“Si on ne le fait pas aujourd’hui, on ne le fera jamais.” Philippe Kehren, PDG du groupe de chimie belge Solvay, n’aurait pu imaginer un meilleur moment que ce début du mois d’avril pour inaugurer la nouvelle ligne de recyclage de terres rares de son usine française de La Rochelle. Quelques jours plus tôt, en réaction aux droits de douane américains, la Chine avait en effet annoncé réduire considérablement ses exportations de terres rares. Pour ceux qui avaient encore des doutes, le réveil est brutal : Pékin contrôle d’une main intransigeante l’approvisionnement mondial de ces matières premières stratégiques et n’hésite pas à s’en servir comme d’une arme de guerre commerciale.
Fièvre protectionniste, insécurité géopolitique croissante : dans le contexte actuel, l’Europe doit reprendre en main l’approvisionnement et le raffinage des terres rares, explique M. Kehren aux investisseurs, journalistes et représentants des pouvoirs publics qui sont présents. Dans cette ville pittoresque du littoral atlantique, une ville pétrie d’histoire au patrimoine magnifiquement préservé, Solvay entend bien contribuer activement à écrire l’avenir.

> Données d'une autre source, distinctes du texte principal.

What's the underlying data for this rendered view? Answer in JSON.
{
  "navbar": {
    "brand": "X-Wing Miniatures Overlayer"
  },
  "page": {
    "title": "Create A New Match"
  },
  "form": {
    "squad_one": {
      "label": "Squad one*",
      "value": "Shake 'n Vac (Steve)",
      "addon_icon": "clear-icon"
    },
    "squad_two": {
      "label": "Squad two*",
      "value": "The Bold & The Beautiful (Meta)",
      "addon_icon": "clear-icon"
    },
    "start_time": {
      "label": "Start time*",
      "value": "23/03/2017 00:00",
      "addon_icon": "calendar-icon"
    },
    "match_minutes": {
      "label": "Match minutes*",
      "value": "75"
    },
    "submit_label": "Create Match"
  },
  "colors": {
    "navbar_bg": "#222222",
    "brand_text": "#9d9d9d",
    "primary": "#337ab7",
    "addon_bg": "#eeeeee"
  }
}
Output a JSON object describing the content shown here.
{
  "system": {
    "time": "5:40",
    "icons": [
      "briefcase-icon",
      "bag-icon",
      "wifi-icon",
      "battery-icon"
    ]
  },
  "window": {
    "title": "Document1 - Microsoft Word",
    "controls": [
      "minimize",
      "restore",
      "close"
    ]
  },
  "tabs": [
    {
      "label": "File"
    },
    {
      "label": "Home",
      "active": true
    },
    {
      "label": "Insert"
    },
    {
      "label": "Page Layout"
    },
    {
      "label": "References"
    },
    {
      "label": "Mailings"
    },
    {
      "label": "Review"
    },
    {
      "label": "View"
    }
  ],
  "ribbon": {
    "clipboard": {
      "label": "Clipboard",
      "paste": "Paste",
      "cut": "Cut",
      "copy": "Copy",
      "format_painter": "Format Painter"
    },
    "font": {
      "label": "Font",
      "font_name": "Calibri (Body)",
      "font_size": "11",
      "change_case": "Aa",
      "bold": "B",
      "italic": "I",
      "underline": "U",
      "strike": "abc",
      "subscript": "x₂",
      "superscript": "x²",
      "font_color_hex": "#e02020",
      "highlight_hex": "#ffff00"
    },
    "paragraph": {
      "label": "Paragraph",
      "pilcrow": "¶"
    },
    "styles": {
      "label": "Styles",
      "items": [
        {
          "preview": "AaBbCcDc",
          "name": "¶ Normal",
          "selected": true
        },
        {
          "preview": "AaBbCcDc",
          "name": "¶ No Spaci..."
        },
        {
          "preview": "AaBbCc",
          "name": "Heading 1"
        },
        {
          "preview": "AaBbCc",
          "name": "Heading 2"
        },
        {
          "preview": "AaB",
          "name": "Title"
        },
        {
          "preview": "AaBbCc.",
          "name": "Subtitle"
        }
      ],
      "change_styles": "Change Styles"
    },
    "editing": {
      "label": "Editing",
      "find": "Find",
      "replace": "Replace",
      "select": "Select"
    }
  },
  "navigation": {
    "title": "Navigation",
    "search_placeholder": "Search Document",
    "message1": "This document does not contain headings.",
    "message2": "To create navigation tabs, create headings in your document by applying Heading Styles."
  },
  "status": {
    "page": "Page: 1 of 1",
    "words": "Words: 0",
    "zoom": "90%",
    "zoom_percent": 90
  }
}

Depuis le 8 avril, le géant belge de la chimie y recycle des aimants permanents usagés pour en extraire des terres rares, du néodyme et du praséodyme, qu’il revend ensuite à des fabricants d’aimants permanents. Indispensables à la transition énergétique, ces aimants servent notamment à fabriquer des moteurs électriques et des éoliennes en mer. Selon le site Internet de Solvay, l’installation implantée de longue date à La Rochelle, avec ses 40 hectares et sa kyrielle de bâtiments, dont certains hangars en tôle ondulée rouillée sont aujourd’hui désaffectés, est à ce jour la principale usine de terres rares hors de Chine et la seule usine d’Europe capable de produire à l’échelle industrielle des terres rares aussi bien légères que lourdes.
Le boom des voitures électriques et des éoliennes
Des aimants réduits en poudre y sont acheminés dans de gros sacs. Les terres rares qu’ils contiennent sont extraites à l’aide de solvants dans les centaines de cuves en acier inoxydable, reliées par un dédale de tuyaux, qui occupent un vaste bâtiment. Progressivement, les terres rares sont ainsi séparées et purifiées jusqu’à obtention d’un liquide coloré, lequel est ensuite cristallisé. Une toute petite bouteille de la poudre d’oxydes de terres rares obtenue pèse diablement lourd pour son volume.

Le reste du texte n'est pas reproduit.